Ötekileştirilenin barış talebi bile görülmüyor
Savaş gazeteciliğinin iki taraf ve bir kazanan olduğundan hareket ederek çatışmaya yaklaştığını belirten Marianne Perez de Fransius, bu gerçeğin en ideal kanıtının da 2002’de ABD’de çıkan Newsweek dergisinin kapağı olduğunu söyledi. Irak savaşının kapak konusu yapıldığı dergide George W. Bush ile Saddam Hüseyin’in fotoğraflarının basılarak “Kim kazanacak?” manşeti atıldığını belirten Fransius, “ABD’deki ana akım medya bu süreçte çok az barış yanlısı gösteriye yer verdi. Irak haberleri yapılırken öldürülen askerler tam sayısıyla bazıları detaylarıyla verildi ama öldürülen Iraklılar ‘tahmini şu kadar Iraklı öldürüldü’ gibi ifadelerle yansıtıldı. Hatta Saddam’ın barış önerisini medya kaale almadı, çoğu yerde yazılmadı bile, New York Times ise barış teklifine 6. sayfada yer verdi. Yani ‘öteki’ tarafın barış talebi bile meşru görülmedi.
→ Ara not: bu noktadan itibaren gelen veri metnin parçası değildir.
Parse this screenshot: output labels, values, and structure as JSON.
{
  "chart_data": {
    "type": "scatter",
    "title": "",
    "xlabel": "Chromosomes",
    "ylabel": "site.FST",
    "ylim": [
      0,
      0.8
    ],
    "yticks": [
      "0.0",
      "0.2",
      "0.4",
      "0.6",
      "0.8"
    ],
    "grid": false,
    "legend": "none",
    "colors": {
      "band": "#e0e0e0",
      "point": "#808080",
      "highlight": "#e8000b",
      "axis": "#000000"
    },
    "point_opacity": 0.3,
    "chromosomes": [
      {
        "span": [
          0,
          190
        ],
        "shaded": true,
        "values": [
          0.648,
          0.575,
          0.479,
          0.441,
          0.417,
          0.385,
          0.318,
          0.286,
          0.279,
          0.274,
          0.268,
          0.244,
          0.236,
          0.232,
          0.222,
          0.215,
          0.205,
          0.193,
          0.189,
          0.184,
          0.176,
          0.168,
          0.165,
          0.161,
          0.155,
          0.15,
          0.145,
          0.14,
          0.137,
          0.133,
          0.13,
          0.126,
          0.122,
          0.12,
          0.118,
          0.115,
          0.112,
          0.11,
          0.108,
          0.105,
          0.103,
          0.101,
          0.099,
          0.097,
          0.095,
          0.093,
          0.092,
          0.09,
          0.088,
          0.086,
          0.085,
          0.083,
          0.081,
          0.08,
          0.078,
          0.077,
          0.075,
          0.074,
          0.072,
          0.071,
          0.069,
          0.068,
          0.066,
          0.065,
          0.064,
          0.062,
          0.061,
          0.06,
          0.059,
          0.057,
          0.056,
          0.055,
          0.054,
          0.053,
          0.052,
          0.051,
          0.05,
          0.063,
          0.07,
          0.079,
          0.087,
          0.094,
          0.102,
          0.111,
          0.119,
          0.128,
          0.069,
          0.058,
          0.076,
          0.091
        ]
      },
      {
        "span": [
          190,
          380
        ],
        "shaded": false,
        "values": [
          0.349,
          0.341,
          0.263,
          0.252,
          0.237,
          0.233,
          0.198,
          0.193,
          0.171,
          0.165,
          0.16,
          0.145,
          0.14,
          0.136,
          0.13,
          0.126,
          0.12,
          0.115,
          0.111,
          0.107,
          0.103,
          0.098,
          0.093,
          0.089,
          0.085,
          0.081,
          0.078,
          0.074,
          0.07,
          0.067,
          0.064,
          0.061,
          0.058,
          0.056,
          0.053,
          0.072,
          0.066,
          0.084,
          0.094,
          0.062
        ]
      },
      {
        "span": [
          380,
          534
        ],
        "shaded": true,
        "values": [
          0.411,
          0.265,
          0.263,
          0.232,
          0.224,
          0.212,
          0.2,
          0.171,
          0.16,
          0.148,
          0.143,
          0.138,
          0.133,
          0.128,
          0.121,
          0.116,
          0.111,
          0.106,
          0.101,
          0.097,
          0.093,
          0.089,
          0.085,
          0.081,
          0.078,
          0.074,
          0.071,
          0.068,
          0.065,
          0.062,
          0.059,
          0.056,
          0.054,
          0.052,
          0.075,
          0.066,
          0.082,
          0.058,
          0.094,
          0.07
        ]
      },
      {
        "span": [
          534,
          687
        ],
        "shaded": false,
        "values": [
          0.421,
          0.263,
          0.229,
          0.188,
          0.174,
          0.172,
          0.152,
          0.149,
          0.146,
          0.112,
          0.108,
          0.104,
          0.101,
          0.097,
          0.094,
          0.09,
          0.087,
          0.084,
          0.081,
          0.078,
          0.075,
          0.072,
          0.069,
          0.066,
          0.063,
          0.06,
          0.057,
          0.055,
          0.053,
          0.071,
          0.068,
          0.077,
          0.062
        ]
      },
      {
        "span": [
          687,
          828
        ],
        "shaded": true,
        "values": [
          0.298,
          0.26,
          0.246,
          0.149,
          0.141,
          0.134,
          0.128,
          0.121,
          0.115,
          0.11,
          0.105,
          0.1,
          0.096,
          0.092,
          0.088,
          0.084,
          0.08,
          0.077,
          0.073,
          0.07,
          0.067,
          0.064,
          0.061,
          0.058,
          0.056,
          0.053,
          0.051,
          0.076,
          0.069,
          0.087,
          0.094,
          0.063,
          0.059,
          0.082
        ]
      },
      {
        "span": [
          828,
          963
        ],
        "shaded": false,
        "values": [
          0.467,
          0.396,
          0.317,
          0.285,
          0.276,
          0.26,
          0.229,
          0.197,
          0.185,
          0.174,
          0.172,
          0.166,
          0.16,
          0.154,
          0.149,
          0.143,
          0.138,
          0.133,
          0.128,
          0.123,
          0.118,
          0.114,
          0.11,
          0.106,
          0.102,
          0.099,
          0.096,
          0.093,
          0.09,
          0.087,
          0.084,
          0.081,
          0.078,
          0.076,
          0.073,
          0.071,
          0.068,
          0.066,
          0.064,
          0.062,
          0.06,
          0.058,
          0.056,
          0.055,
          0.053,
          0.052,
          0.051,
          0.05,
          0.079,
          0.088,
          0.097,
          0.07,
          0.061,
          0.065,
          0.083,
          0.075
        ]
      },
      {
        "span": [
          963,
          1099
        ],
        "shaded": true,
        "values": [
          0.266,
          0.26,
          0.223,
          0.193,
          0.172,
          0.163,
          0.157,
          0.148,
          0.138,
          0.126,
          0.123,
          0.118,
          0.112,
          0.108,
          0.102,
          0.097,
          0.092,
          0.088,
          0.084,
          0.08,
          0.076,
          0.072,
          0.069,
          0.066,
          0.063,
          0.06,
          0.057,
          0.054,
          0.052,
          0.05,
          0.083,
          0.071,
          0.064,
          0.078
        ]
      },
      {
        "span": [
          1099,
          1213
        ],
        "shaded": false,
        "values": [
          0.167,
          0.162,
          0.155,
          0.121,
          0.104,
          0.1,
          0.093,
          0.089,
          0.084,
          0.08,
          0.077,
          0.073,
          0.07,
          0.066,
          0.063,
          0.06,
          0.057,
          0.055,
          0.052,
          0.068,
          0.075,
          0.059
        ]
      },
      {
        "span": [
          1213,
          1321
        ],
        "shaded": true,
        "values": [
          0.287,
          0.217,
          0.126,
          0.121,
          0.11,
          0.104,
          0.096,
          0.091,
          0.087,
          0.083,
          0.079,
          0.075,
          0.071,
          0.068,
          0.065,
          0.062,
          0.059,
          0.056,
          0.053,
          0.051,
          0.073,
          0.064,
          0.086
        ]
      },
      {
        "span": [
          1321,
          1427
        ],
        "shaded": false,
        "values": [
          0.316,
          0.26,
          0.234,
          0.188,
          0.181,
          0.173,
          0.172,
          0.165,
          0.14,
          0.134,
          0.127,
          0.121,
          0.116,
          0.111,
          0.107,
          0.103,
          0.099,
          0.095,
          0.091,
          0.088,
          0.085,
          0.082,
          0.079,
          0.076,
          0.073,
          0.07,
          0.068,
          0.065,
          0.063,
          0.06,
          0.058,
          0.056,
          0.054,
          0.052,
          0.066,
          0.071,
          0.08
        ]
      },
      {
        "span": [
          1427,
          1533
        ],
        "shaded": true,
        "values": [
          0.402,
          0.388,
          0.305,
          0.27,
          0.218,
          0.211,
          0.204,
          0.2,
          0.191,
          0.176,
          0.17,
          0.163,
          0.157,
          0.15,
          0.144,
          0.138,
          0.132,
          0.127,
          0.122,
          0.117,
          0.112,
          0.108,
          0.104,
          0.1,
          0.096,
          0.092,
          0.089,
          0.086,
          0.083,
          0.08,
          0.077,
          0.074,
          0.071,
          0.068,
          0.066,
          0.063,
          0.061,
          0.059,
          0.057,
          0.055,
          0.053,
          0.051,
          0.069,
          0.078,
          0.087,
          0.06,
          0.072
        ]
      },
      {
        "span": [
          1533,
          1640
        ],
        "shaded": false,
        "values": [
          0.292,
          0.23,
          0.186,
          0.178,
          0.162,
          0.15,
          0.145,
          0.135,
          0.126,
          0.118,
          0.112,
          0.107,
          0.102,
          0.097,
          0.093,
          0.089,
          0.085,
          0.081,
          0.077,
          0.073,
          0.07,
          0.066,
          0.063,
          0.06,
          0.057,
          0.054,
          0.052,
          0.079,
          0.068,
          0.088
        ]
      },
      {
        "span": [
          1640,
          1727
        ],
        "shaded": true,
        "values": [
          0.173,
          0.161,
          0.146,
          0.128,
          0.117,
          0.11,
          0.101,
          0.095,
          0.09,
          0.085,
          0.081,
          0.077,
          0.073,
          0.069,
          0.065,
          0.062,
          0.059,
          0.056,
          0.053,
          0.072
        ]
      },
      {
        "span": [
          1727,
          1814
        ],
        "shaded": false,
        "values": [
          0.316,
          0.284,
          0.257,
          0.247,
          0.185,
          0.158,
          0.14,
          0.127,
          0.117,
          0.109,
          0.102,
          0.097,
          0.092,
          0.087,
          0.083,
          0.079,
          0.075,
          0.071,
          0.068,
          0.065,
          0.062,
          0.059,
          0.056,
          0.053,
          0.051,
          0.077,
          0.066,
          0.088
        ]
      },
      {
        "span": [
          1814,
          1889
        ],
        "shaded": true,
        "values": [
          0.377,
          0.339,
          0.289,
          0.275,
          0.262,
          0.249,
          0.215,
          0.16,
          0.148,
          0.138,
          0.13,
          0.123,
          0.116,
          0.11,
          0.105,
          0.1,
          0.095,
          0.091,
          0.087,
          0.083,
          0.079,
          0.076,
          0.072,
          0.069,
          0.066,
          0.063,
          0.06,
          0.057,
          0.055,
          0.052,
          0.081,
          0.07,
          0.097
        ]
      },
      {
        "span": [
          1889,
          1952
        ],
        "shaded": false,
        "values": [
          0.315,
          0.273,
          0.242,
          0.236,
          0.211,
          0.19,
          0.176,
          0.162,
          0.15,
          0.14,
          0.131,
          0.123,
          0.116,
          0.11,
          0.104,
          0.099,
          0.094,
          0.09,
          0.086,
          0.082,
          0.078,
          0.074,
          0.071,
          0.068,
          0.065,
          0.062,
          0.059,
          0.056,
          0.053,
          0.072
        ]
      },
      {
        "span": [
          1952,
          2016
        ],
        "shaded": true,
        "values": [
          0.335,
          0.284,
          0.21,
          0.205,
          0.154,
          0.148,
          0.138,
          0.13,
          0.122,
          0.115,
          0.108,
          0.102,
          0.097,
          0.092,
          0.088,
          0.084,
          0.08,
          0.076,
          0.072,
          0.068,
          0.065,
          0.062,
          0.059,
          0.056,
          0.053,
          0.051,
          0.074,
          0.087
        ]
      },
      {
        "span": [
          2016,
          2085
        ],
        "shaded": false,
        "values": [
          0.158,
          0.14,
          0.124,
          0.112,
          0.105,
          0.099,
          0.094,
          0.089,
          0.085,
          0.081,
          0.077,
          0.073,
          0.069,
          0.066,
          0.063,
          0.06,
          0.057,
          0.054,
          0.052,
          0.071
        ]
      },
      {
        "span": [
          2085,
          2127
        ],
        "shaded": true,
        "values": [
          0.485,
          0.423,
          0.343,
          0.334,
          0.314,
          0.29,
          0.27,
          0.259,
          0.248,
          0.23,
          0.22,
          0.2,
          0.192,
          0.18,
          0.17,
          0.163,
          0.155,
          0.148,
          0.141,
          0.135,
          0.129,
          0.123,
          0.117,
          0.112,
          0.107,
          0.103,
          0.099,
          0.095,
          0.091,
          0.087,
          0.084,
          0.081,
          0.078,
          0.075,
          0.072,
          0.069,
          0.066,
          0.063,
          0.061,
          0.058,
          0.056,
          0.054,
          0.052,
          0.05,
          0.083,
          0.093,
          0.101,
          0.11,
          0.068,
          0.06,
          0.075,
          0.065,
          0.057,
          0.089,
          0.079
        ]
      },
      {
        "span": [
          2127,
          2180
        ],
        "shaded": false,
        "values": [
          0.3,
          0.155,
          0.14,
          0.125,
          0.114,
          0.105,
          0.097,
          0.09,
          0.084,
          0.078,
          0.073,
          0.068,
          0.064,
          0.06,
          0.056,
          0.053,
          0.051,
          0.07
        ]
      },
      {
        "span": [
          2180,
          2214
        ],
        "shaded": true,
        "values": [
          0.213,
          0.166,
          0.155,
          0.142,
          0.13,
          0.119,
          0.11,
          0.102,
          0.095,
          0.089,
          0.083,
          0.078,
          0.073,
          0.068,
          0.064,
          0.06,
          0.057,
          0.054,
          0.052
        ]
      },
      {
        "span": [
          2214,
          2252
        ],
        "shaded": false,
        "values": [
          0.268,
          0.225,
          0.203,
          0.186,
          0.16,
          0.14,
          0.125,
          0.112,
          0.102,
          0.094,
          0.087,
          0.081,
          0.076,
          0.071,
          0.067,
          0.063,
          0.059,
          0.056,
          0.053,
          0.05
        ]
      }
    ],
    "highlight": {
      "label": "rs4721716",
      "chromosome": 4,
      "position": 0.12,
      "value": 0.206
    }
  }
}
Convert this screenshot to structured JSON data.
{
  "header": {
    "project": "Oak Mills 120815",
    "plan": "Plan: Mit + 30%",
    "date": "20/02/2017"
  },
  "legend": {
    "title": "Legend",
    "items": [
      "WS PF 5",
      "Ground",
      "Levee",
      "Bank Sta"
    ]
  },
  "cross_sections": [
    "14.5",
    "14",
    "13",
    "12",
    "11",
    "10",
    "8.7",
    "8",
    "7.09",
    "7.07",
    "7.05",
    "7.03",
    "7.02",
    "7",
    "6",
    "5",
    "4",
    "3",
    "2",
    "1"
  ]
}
ABD basını bu süreçte savaş gazeteciliği yaparak iki tarafa eşit davranmak yerine ‘kendi olanın' tarafını tuttu, ‘ötekiye’ yer vermedi” diye konuştu.

İğneyi kendine batırırsan
Türkiye ve Yunanistan’ı 1996’da savaşın eşiğine getiren Kardak/İmia Adası krizinin yaşandığı dönemde Yunanistanlı ve Türkiyeli gazetecilerin bir araya gelme çabalarını anlatan Haluk Şahin de daha ilk toplantıda Türkiyeli bir gazetecinin konuşmasının içeriğinden rahatsız olan Yunanistanlı bir meslektaşının tepkisi üzerine grubun dağıldığını söyledi. Bu olayın da sadece temasın yetmediğini kanıtladığını belirten Şahin, “Tekrar toplanmaya karar verdiğimizde şöyle bir kural koyduk: Herkes kendi medyasını eleştirecekti. Biz Türkiye medyasını eleştirdik, onlar da Yunanistan medyasını. Sonra bir de baktık gayet iyi anlaşıyoruz. Gördük ki karşılıklı olarak tarafların birbirini tanıması husumet değil dostluk yaratıyor” dedi.